Journey for Justice: The Life of Larry Itliong

Dawn Bohulano Mabalon

Book cover

This is an awesome children’s book whose time is long overdue (and that adults should read too!). It’s published by Bridge & Delta, a new small press from Stockton, CA run by the Filipina-American Gayle Romasanta. This book is co-authored by Romasanta and Dawn Mabalon, a really extraordinary person whom I sadly only learned about this year because of her tragic and untimely death. I’ll write a lot more about Mabalon in my review of her (grown-ups) book “Little Manila is in the Heart.”

As the title suggests, this book is about the life of Larry Itliong. Itliong was a Filipino-American labor organizer who (among other things) led the Agricultural Workers Organizing Committee (AWOC) in the 1960s. It was under Itliong’s leadership that the AWOC initiated the famous Delano grape strike and boycott; furthermore, Itliong was the person who convinced Cesar Chavez to cooperate by bringing the Mexican-American National Farm Workers Association (NFWA) onto the picket line alongside the Filipino-Americans of AWOC (these two unions ultimately merged as the United Farm Workers, UFW). This marked the first time that Filipino and Mexican farm workers stood united and invalidated the standard growers' tactic of using racial divisions to have one group break the other’s strikes, and was a pivotal moment in the story of the agricultural labor movement in the US.

For some reason, Chavez became much better known than Itliong–meaning that while most Americans are aware of the leading role of Chicanos in the farm workers movement, the story of Filipinos in the movement has barely been told. Thus, why this book is so important!

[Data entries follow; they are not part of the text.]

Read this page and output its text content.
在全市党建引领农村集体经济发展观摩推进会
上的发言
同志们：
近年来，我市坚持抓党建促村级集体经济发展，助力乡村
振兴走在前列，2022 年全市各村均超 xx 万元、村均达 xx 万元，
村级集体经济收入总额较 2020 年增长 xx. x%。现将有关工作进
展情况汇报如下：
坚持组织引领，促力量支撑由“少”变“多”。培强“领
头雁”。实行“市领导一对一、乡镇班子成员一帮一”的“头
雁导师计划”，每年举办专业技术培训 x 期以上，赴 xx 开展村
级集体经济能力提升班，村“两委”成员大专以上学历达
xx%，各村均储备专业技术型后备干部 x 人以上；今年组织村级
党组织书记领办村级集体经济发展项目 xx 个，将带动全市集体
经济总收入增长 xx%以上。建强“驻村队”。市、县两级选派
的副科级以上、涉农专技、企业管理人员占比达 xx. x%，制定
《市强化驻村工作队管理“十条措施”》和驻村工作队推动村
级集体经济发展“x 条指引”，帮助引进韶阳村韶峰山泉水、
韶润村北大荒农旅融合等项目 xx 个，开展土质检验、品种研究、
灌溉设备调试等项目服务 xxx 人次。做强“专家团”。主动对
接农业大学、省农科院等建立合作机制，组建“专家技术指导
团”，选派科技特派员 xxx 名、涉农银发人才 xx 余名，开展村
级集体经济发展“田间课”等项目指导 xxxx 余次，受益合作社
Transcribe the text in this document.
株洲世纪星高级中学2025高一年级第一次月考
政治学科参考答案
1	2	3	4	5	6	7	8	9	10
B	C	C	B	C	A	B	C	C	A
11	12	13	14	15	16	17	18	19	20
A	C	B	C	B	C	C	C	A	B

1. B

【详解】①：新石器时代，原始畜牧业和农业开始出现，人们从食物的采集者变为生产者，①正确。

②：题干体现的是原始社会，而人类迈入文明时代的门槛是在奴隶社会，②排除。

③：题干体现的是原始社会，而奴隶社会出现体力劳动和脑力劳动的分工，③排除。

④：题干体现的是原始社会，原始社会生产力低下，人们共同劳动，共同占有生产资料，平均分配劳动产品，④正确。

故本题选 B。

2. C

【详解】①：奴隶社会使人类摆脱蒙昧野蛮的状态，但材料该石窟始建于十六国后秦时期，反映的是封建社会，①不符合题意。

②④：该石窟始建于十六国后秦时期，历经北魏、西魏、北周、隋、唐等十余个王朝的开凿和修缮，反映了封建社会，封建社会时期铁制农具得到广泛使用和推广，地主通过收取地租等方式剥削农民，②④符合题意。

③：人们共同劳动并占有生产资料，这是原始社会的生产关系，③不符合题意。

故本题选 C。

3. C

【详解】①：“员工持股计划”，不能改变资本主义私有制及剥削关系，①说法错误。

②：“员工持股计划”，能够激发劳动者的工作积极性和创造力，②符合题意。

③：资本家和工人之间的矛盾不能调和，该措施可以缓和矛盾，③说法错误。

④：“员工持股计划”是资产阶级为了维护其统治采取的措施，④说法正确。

The book is very well written and is not at all “childish”–it contains a lot of information and explains concepts like unions, strikes, and scabs in very understandable terms; it’s certainly geared toward an older child (though I am bad at estimating specific age range targets). The artwork by Andre Sibayan is also quite pretty–he uses a colorful, humanistic, and iconographic style that recalls Diego Rivera or more recently Nikki McClure. I did wonder about one thing. Itliong lost three fingers in an accident early in life and had the nickname “Seven Fingers.” This is narrated in the book. Yet the artwork almost always “hides” his hand with missing fingers–I only identified one illustration where you could clearly see it. I imagine that in life, Itliong might himself have tried to hide it, and that the artwork is just reflecting/respecting that. But it did seem like perhaps a missed opportunity to be more open about it and give (more prominent) representation to a historic figure with a disability. (Similar to the FDR memorial in Washington, which shows him in his wheelchair even though he was at pains to hide his disability in life–we can recognize today that it was unjust that he was made to feel that way, and that representation matters in this dimension too.)

Overall, I am thrilled that this book exists, and hope that it finds a broad audience among American children. Gayle Romasanta told my wife Elise that she is planning an event in New York in the new year, and we are really looking forward to it!